Pada pertengahan Juli 2026, klip video pendek mulai menyebar luas di media sosial, dengan cepat menarik perhatian ribuan pengguna. Di dalamnya, fisikawan dan peneliti kesadaran Tom Campbell, yang pernah bekerja di NASA, berbicara dengan tenang dan argumentatif tentang apa yang terjadi setelah kematian. Klip tersebut merupakan kutipan dari wawancara baru di kanal The Why Files, yang tayang beberapa hari sebelumnya.
Percakapan, yang direkam dalam format "the basement" — begitulah sebutan format acara tersebut — berlangsung lebih dari dua jam. Pembawa acara dan Campbell membahas perjalanan dari fisika praktis ke studi kesadaran yang mendalam. Campbell, dengan latar belakang bekerja di sistem pertahanan rudal dan konsultasi untuk NASA mengenai penilaian risiko, tidak asing lagi dengan cara memodelkan realitas yang kompleks. Bersamaan dengan itu, ia telah menghabiskan lebih dari setengah abad bereksperimen dengan kondisi kesadaran yang berubah. Pada tahun 1970-an, ia membantu meluncurkan laboratorium Robert Monroe, tempat pengalaman keluar dari tubuh dipelajari, dan berpartisipasi dalam menciptakan teknologi yang memungkinkan pencapaian kondisi ini tanpa zat kimia.
Dalam wawancara yang dirilis, Campbell menguraikan poin-poin utama teorinya "My Big TOE". Menurutnya, dunia fisik adalah realitas virtual yang diciptakan untuk evolusi kesadaran. Kematian dalam gambaran ini bukanlah akhir, melainkan transisi: kesadaran hanya meninggalkan "avatar" — tubuh — dan melanjutkan perjalanannya di realitas lain. "Mati sama alaminya dengan lahir," katanya. Seseorang memperoleh pengalaman baru, peluang baru untuk bertumbuh. Reinkarnasi di sini bukanlah tentang reunifikasi abadi dengan orang-orang terkasih yang sama, tetapi tentang perkembangan konstan melalui banyak kehidupan.

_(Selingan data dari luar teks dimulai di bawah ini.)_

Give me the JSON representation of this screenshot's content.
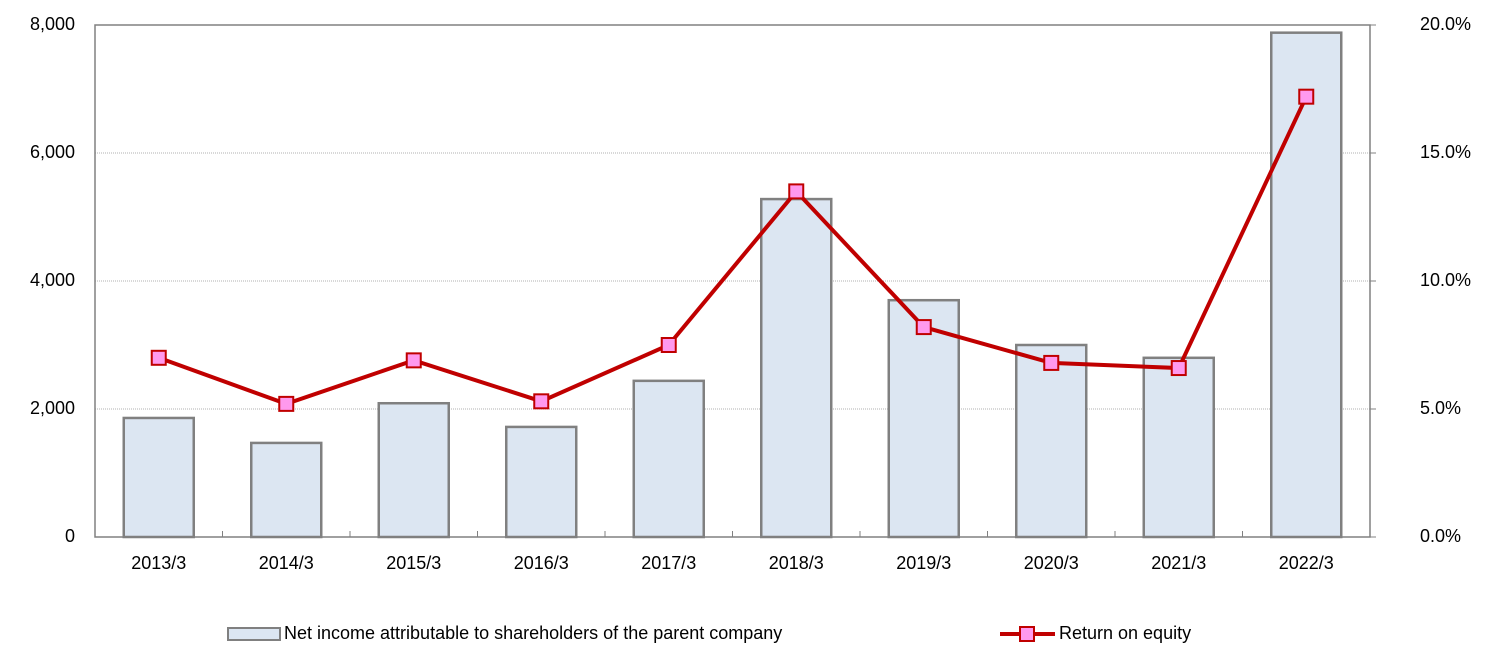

Campbell berbicara dengan sangat hati-hati tentang duka. Reaksi normal terhadap kehilangan adalah respons alami terhadap perubahan mendadak. Namun, jika kesedihan berlanjut dan berubah menjadi belas kasihan diri yang berkepanjangan, itu menghalangi untuk melanjutkan hidup dan, menurut pengamatannya, dapat mempersulit potensi komunikasi dengan mereka yang telah tiada. "Anda masih memiliki kehidupan," mengingatkan sang fisikawan. Orang yang terkasih, menurutnya, ingin melihat orang yang ditinggalkan terus membuat pilihan dan bergerak maju.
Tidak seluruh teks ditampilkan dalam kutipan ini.